In the case of East Germany, there were a number of factors. Gorbachev, running out money, Western TV, the ruling generation being out of touch with the population who were one or two generations younger. They all played a part. But I learned a new perspective last night from one of the speakers (as I predicted, there were speeches as well as music).

9 October 1989 (not a typo, a month before the wall came down) was the first unsanctioned demonstration in Leipzig, as in unsanctioned by the Party. Previous demonstrations had been smaller, this one included about 70,000 people. The local population knew that water cannons were being brought in, the hospitals had extra blood supplies ready, the police and Stasi were out in force. And the ordinary citizens went out anyway, knowing what could happen, but knowing also that they had to. It was described as the day East Germany lost its fear.


And there it is. Losing our fear.
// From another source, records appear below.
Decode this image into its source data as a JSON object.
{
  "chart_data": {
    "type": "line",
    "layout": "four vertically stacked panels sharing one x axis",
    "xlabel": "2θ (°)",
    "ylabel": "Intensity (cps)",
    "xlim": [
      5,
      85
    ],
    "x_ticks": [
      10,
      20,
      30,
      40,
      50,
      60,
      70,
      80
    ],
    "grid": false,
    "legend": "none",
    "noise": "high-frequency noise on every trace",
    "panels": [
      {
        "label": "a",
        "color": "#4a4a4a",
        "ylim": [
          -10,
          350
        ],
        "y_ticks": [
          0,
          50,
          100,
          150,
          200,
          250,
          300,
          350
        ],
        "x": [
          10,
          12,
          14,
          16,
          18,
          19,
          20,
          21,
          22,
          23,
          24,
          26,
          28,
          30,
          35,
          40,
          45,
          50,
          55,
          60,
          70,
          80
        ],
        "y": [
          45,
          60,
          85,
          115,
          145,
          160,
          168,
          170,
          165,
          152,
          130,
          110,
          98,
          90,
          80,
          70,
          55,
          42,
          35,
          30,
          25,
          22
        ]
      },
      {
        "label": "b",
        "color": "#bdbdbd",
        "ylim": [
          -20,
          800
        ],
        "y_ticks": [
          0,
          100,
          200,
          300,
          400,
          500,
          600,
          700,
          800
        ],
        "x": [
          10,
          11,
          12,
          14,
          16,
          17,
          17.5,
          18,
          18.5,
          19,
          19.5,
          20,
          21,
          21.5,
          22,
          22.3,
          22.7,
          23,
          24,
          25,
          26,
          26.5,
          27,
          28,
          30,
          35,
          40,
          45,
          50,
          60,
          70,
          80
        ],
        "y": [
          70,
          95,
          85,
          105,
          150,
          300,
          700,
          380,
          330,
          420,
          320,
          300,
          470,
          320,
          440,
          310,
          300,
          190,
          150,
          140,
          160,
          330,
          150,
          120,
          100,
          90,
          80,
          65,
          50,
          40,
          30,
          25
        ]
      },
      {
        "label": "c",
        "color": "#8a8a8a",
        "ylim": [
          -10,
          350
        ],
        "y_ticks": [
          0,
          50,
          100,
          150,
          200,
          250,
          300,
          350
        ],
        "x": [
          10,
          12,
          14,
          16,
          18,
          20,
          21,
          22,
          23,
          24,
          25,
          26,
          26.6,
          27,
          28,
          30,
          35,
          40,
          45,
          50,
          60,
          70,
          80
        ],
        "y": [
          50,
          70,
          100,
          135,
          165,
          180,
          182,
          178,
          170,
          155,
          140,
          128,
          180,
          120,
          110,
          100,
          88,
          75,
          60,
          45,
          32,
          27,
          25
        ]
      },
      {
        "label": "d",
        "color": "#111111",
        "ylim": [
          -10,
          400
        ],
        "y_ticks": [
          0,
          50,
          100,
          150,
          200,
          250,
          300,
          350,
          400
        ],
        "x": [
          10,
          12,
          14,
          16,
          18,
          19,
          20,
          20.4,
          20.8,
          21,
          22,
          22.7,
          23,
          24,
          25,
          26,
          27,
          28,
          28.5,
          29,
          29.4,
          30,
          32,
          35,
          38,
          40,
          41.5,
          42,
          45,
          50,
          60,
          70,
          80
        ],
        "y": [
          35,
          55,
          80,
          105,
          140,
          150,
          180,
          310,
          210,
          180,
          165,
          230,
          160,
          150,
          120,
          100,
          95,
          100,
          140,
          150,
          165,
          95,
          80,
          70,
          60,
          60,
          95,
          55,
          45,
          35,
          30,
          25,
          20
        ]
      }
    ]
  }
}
I think that’s the thing that, however experienced and capable we are, holds us back again and again. Fear of what might happen, of what might not happen, of change.

Berlin - television tower from Hackescher Markt

And so, for me, the fall of the Wall, and what has become of Berlin, shows us what can happen when we lose that fear. It allows us to break through the limitations we have implicitly put on ourselves and discover something new, something better in ourselves.

The trigger, the thing that can push us to embrace something new rather than stay where we have been, can be external,but it always involves an internal choice. And, once again, I come back to my belief that books can be that trigger in our heads, give us a different perspective that allows us to see something new, or see something for the first time that has always been there. And then to decide to do something differently, to be better than we were before. Even when everyone says it can’t be done. Because until 9 November 1989, everyone said the Wall would never come down.